Schools run into the problem of dealing with secondary vendors like stubhub.com being able to severely undercut the prices.
For example, and this speaks as much to the quality of the opponents as it does anything, as of Wednesday you can buy lower bowl seats to the Orange Bowl for just $65.
This year's Orange Bowl could be the worst in recent memory. The Orange Bowl was forced to select West Virginia and Clemson for the game, which is the worst matchup by BCS ranking of all of the BCS bowls.
Part of the Orange Bowl's problem has been the usual matchup of the champion of the Big East Conference versus the champion of the Atlantic Coast Conference.
The Big East has placed just three teams into the championship game and the ACC has had just one team in the national championship game. Neither have had a team near the top of the rankings since the early part of the last decade.

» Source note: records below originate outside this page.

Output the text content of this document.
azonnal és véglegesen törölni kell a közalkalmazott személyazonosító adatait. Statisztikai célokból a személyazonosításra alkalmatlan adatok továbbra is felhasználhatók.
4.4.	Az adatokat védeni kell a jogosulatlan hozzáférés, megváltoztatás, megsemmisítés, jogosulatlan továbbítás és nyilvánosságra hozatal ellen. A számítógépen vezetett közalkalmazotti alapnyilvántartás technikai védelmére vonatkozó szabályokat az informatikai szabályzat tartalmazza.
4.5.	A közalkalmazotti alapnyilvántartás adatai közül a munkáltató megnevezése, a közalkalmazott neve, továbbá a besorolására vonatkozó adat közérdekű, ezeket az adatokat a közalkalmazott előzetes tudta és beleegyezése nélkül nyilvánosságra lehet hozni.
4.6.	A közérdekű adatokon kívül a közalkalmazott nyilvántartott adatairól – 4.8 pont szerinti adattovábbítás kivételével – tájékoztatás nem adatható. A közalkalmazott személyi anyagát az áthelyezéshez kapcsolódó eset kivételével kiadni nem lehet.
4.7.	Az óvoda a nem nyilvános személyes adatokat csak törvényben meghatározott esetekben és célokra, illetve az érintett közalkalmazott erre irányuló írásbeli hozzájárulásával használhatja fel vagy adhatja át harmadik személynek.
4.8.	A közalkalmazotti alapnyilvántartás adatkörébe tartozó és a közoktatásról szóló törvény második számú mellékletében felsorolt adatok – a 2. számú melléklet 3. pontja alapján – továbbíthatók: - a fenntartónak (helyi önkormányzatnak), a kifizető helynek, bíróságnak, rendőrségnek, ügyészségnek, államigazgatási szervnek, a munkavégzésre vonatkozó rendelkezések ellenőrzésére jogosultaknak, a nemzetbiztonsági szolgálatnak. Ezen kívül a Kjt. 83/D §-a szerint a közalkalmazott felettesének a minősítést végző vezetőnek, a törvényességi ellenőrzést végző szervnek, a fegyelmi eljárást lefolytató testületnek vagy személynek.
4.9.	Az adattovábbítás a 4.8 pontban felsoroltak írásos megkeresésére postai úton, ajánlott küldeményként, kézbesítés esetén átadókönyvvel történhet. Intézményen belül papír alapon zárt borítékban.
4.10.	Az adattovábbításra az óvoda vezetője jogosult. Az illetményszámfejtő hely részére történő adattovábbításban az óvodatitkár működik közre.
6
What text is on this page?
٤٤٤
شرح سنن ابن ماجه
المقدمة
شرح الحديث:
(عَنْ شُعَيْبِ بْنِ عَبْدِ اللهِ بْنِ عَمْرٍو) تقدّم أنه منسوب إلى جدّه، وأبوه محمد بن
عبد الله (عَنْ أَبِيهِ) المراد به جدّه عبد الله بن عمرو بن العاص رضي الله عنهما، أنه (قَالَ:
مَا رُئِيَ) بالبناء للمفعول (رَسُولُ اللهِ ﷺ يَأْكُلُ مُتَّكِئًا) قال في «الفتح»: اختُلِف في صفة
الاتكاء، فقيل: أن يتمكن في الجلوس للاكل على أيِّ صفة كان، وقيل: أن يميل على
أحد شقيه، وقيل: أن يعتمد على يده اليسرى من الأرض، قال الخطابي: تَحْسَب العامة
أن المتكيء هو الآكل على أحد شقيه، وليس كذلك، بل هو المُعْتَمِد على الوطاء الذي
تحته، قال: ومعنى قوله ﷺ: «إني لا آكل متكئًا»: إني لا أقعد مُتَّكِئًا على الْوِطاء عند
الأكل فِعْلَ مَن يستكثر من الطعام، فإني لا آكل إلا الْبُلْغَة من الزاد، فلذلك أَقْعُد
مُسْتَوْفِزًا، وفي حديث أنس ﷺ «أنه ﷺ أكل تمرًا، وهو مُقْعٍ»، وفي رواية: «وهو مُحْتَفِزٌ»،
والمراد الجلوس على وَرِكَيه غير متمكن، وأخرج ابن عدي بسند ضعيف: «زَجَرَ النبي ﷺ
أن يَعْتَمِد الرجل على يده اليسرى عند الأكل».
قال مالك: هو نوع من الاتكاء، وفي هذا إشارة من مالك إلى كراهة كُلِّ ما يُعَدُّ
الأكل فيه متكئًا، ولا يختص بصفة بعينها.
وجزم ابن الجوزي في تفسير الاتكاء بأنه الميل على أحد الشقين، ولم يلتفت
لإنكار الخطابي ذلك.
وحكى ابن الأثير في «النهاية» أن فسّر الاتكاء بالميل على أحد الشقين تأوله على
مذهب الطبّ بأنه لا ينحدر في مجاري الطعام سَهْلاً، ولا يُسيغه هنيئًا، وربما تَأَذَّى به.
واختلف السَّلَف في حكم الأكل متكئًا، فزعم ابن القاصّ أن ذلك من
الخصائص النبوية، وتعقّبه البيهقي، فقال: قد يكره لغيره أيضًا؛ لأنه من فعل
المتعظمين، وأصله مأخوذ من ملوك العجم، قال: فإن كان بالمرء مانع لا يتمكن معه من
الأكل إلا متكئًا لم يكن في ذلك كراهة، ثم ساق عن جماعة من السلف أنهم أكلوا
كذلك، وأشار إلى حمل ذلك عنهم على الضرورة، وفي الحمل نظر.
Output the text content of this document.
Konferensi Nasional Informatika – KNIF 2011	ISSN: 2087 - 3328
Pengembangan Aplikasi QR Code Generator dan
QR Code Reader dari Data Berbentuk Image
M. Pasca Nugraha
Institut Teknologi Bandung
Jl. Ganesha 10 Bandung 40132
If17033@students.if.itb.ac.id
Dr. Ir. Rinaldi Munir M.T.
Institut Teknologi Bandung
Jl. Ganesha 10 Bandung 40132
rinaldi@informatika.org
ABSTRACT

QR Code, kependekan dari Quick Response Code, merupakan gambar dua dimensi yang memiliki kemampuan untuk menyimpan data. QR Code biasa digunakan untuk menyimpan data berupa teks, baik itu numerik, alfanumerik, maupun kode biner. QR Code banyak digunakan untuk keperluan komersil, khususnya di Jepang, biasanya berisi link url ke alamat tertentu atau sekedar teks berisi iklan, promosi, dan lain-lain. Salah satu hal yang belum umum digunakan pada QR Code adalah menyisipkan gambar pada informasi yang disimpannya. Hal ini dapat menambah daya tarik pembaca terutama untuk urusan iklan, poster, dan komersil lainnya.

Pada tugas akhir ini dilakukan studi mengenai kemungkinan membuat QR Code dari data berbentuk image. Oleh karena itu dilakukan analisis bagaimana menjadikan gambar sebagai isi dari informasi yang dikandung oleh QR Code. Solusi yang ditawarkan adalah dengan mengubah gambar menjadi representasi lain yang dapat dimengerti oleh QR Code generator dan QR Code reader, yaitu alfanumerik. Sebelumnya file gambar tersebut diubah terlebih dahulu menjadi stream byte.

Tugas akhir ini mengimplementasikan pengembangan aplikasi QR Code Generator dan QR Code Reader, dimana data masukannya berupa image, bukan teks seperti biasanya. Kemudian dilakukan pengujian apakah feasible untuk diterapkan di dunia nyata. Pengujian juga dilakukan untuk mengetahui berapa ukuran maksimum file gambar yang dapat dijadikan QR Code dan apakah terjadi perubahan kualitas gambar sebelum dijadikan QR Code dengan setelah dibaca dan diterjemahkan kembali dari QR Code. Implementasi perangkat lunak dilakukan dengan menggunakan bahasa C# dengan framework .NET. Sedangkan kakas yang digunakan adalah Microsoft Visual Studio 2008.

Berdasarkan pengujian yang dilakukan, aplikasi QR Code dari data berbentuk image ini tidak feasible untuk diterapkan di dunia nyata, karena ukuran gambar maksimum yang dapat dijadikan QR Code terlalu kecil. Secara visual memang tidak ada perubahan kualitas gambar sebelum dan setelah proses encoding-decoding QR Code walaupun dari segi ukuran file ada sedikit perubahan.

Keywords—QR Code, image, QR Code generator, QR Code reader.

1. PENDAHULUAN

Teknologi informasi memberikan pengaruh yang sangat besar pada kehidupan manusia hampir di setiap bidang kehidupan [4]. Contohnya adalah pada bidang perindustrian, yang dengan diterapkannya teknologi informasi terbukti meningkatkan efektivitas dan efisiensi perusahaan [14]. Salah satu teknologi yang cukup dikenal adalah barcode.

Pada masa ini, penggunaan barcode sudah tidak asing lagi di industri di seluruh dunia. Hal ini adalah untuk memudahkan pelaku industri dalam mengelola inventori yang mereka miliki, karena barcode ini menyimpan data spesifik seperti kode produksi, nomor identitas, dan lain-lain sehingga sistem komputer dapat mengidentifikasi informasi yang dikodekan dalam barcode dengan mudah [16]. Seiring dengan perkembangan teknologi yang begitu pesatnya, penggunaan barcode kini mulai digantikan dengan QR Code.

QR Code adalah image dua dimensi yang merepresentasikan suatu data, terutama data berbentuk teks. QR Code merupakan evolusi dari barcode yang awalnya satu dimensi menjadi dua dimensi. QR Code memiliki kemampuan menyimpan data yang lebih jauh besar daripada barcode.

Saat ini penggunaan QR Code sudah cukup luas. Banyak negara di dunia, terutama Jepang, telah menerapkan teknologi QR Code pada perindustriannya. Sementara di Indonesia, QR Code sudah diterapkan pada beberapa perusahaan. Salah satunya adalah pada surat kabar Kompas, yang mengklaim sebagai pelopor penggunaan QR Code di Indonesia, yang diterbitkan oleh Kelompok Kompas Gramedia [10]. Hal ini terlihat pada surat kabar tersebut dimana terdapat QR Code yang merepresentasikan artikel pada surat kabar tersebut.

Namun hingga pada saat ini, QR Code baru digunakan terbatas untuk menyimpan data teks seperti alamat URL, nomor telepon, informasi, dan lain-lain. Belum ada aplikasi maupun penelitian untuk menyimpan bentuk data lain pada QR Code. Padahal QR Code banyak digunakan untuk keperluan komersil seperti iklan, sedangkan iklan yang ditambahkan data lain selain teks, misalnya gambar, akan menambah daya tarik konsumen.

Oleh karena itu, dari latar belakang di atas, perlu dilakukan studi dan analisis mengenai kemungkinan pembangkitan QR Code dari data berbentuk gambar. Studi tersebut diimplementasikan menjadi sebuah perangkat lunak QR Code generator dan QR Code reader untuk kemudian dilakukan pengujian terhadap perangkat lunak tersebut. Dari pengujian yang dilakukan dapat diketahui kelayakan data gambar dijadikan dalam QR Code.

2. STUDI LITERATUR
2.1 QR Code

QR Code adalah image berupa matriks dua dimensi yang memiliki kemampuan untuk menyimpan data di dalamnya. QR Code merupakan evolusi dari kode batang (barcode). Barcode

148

Driving home a point, according to Stewart Mandel of SI.com, five BCS games have done less than a 7.0 television rating. All of them included an ACC or Big East team.
The Orange Bowl held its own amongst the BCS bowls, but since 2007, the game has not featured teams near the top of the BCS rankings. And without the intrigue of pitting a team like Oklahoma State against Stanford, the Orange Bowl has continued to suffer.
It's a far cry from years past when the game had a storied history of deciding national championships and featured some of the best teams to ever play.
From crowning the national champion Florida State Seminoles in 1994 to the fumblerooski in the 1984 game between Nebraska and Miami, the Orange Bowl has bowl history second-to-none.
The Discover Orange Bowl is set for an 8 p.m. kickoff, plenty of good seats are available, and you can see the game on ESPN.